Friday, May 16, 2008

Celebrity Overload

Sorry about the late post. Two sick kids and a lack of sleep have made me really ineffective today.
Been trying to narrow down blog topics, but the one that keeps coming back to mind is the current obsession with celebrities.
Maybe it’s always been there, but it’s really only hit my radar in the past five years. And it seems to have hit a frenzy lately.

What does this have to do with writing?

Celebrity gossip is the only reading a lot of people do anymore. And I’d say most of the gossip is fictional, or arranged. A washed up pop singer releases an album and gets married/engaged within a week of the album’s release, giving her a lot of media exposure which helps sell albums. An actress is promoting a new movie, around the same time she starts to date a hot actor. Nicely convenient.
Why do people care?

Because it gives them a fantasy. Impossibly good looking people leading glamourous lives, wearing beautiful clothes in exotic destinations. Sounds like the tag line for Harlequin Presents.

We even have the ‘good’ celebrities and the ‘bad’ celebrities. The good being the mother’s who manage to lose the baby weight in three days, campaign for underpriviledged kids, all while ensuring they look perfect out in public, while holding their adorable moppets.
What’s never mentioned is the four nannies, several maids, cooks and personal trainers behind the scenes.

Then you have the ‘bad’ celebrities, the ones who get caught DUI, sleep around, and somehow decided that underwear was bad. What is never brought up is how much of this behaviour is done to get attention.

Celebrity magazines give us heroes and villains, all dressed up with glossy pictures of beautiful people.

We writers don’t have the advantage of glossy pictures, but we can make our heroes three dimensional and more real. We can find ways to give our readers escapism, but still ground our stories in some sort of reality.

And maybe soon this celebrity obsession will pass. Because I’m so sick of hearing about Brittany, Paris, Nicole, and almost everyone else.

8 comments:

Maureen McGowan said...

Some tabloid stories do sound like a back cover blurb for a Harlequin Presents.

I think people have been obsessed by celebrity for a long time, but it does seem to have reached a fever pitch of late...

Is it the internet? Digital cameras making it easier for non-professional paparazzi to snap and share images? Probably these things and more.

Anonymous said...

What's crazy are bloggers who post celebrity gossip have become minor celebs...
And people who done absolutely nothing are major celebs..

And I've decided not to watch Access Hollywood, or buy People till this is over and done with

Molly O'Keefe said...

It's a good point about who the "bad guys" are is basically about POV. In another light Britney is a misunderstood heroine. Angelina a love-starved mother with four nannies. It's fun to think about how we can turn our villians in one book into our heroes in another.
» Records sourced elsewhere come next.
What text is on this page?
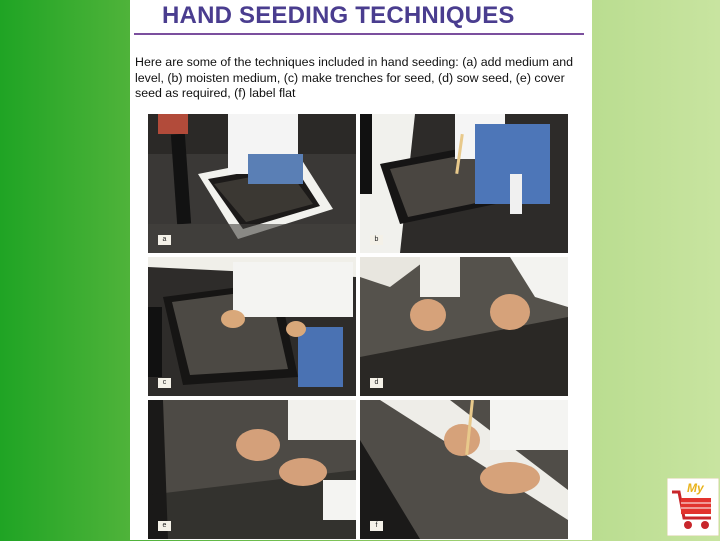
HAND SEEDING TECHNIQUES
Here are some of the techniques included in hand seeding: (a) add medium and level, (b) moisten medium, (c) make trenches for seed, (d) sow seed, (e) cover seed as required, (f) label flat
a	b
c	d
e	f
My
Sadly, I don't think the celebrity obsession is going anywhere. And I spent the other day obsessively remembering Heidi Klum's triumphant return to the runway like two months after her last kid. I didn't even make a triumphant return to pants with zippers after two months!

Anonymous said...

Who has the energy for a triumphant return to anything when most of us two months after giving birth are desperately sleep deprived and struggling to squeeze in a shower once a week.

Margaret Moore said...

On the notion of crying characters: I once read something I never forgot. I think it's in a book called FICTION IS FOLKS by Robert Newton Peck. He said, (and I may be paraphrasing here) "Put tears in the eyes of your readers, not in the eyes of your characters."

I'll often have my heroine cry or start to, then remember this. He also has a very poignant example of what he means. A mother has a son about ten years old who lightly and jovially swats her with his baseball glove when leaving for a game. Later, when the son turns out badly, the mother sits in a chair, holding her son's baseball glove. She's not crying, she's just holding that glove.

I tear up just thinking about it and talk about showing, not telling!

As for celebrities, I have it in my mind that back in medieval times, when the folks were sitting around the fire or in the tavern, they'd be talking about the nobles in the castle and passing judgment on their shenanigans. :-)

Kimber Chin said...

Margaret, GREAT tip about putting tears in eyes of readers, not in the eyes of characters.

I do have my heroines cry but that's because the cold hearted businesswoman is such a blasted untrue cliche (there's reasons why there are doors on bathroom stalls).

Celebrity is a safe way for people to talk about their own issues. I know that whenever there is a celebrity divorce (like Shania and Mutt), I touch base with the hubby big time. It gives us a reminder to talk about things, to spend more time together, etc.

Margaret Moore said...

I keep thinking that Britney is the new Judy Garland. Only with a lot more press coverage.

I don't think we should go back to the days when studios covered up so much (as portrayed in L.A. Confidential), but it's gone too much the other way for my taste.

Anonymous said...

It has gone too far. As far as one of the magazines reporting the child of a celebrity moving from bottle to sippycup, as if it were news, while thousands upon thousands of children have just died in China and Burma.
It's a bit of a sad reflection of our time.
People need an escape, but the worst romance offers a better escape than the best celebrity gossip.